Sevgili kardeşlerim, burada bir hakikati serdetmeden geçmek olmaz. Elektrik enerjisi aslında manyetik alanın enerjiye döndürülmüş şeklidir, manyetik alanın bir başka görüntüsüdür. Manyetik alan varsa elektrik enerjisi vardır. Elektrik enerjisi varsa manyetik alan vardır. Elektrik enerjisi, manyetik alanın elektrik enerjisine dönüşmüş halidir. Manyetik alan, elektrik enerjisinin manyetik alana dönüşmüş halidir. Öyleyse normal mıknatıslar, manyetik alanı ifade eder. Elektro mıknatıslarsa elektrik enerjisinin manyetik alana çevrilmesi yoluyla çekim sağlarlar. Öyleyse bir demir parçasını alın, bir demir çiviyi etrafına bakır teli sarın ve bu bakır tele elektrik enerjisi verin, o demirin bir kutbunun kuzey kutbu, bir kutbunun güney kutbu olduğunu göreceksiniz ve bu demir, demir parçacıklarını kendisine çekecektir, güney kutbuyla da kuzey kutbuyla da.

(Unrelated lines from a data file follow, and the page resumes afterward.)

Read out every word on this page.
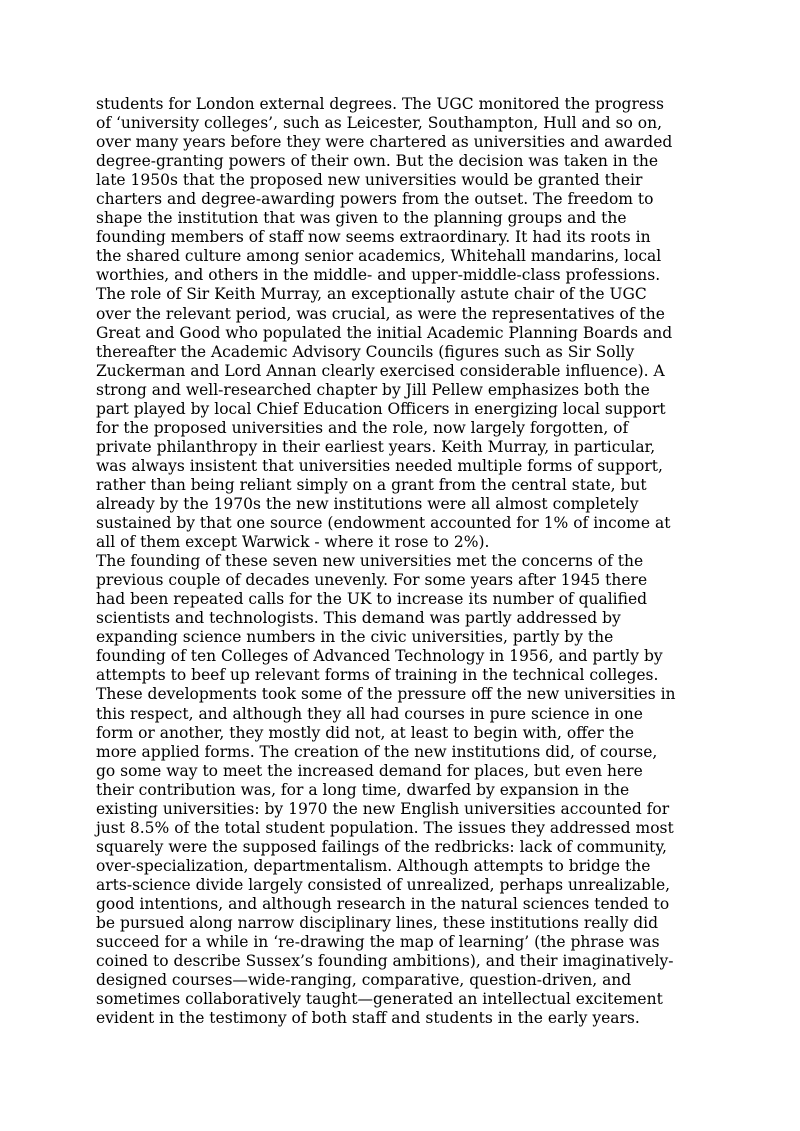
students for London external degrees. The UGC monitored the progress
of ‘university colleges’, such as Leicester, Southampton, Hull and so on,
over many years before they were chartered as universities and awarded
degree-granting powers of their own. But the decision was taken in the
late 1950s that the proposed new universities would be granted their
charters and degree-awarding powers from the outset. The freedom to
shape the institution that was given to the planning groups and the
founding members of staff now seems extraordinary. It had its roots in
the shared culture among senior academics, Whitehall mandarins, local
worthies, and others in the middle- and upper-middle-class professions.
The role of Sir Keith Murray, an exceptionally astute chair of the UGC
over the relevant period, was crucial, as were the representatives of the
Great and Good who populated the initial Academic Planning Boards and
thereafter the Academic Advisory Councils (figures such as Sir Solly
Zuckerman and Lord Annan clearly exercised considerable influence). A
strong and well-researched chapter by Jill Pellew emphasizes both the
part played by local Chief Education Officers in energizing local support
for the proposed universities and the role, now largely forgotten, of
private philanthropy in their earliest years. Keith Murray, in particular,
was always insistent that universities needed multiple forms of support,
rather than being reliant simply on a grant from the central state, but
already by the 1970s the new institutions were all almost completely
sustained by that one source (endowment accounted for 1% of income at
all of them except Warwick - where it rose to 2%).
The founding of these seven new universities met the concerns of the
previous couple of decades unevenly. For some years after 1945 there
had been repeated calls for the UK to increase its number of qualified
scientists and technologists. This demand was partly addressed by
expanding science numbers in the civic universities, partly by the
founding of ten Colleges of Advanced Technology in 1956, and partly by
attempts to beef up relevant forms of training in the technical colleges.
These developments took some of the pressure off the new universities in
this respect, and although they all had courses in pure science in one
form or another, they mostly did not, at least to begin with, offer the
more applied forms. The creation of the new institutions did, of course,
go some way to meet the increased demand for places, but even here
their contribution was, for a long time, dwarfed by expansion in the
existing universities: by 1970 the new English universities accounted for
just 8.5% of the total student population. The issues they addressed most
squarely were the supposed failings of the redbricks: lack of community,
over-specialization, departmentalism. Although attempts to bridge the
arts-science divide largely consisted of unrealized, perhaps unrealizable,
good intentions, and although research in the natural sciences tended to
be pursued along narrow disciplinary lines, these institutions really did
succeed for a while in ‘re-drawing the map of learning’ (the phrase was
coined to describe Sussex’s founding ambitions), and their imaginatively-
designed courses—wide-ranging, comparative, question-driven, and
sometimes collaboratively taught—generated an intellectual excitement
evident in the testimony of both staff and students in the early years.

Öyleyse elektrik enerjisi, manyetik alanın elektrik enerjisine çevrilmiş biçimidir. Manyetik alan da elektrik enerjisinin manyetik alana çevrilmiş biçimidir. Dünya üzerindeki tatbikatı bu. Ne oluyor? Kuzey kutbundan çıkan, yeryüzünün sathını yalayarak bütün yeryüzünün etrafını dolaşarak güney kutbuna ulaşan manyetik alan kuvvet çizgileri, güney kutbunda tekrar toprağın içine girerler yerkürenin ve içinden bütün içini yalayarak kuzey kutbuna ulaşırlar. Kuzeyden güneye akan bir manyetik alan dizaynı söz konusudur. Hiçbir nokta, dünya üzerindeki hiçbir nokta bu alanın dışında kalamaz. Dünya üzerinde belli bir kalınlıkta, kalınlığın ne kadar olduğunu bilmiyorum, belli bir kalınlıkta bir alan kuzeyden güneye bütün dünyayı kat ederek geçer. Nerede bir kuvvetle bu manyetik kuvvet çizgilerini kesebilirseniz, kesebildiğiniz yerde elektrik enerjisine dönüştürebilirsiniz.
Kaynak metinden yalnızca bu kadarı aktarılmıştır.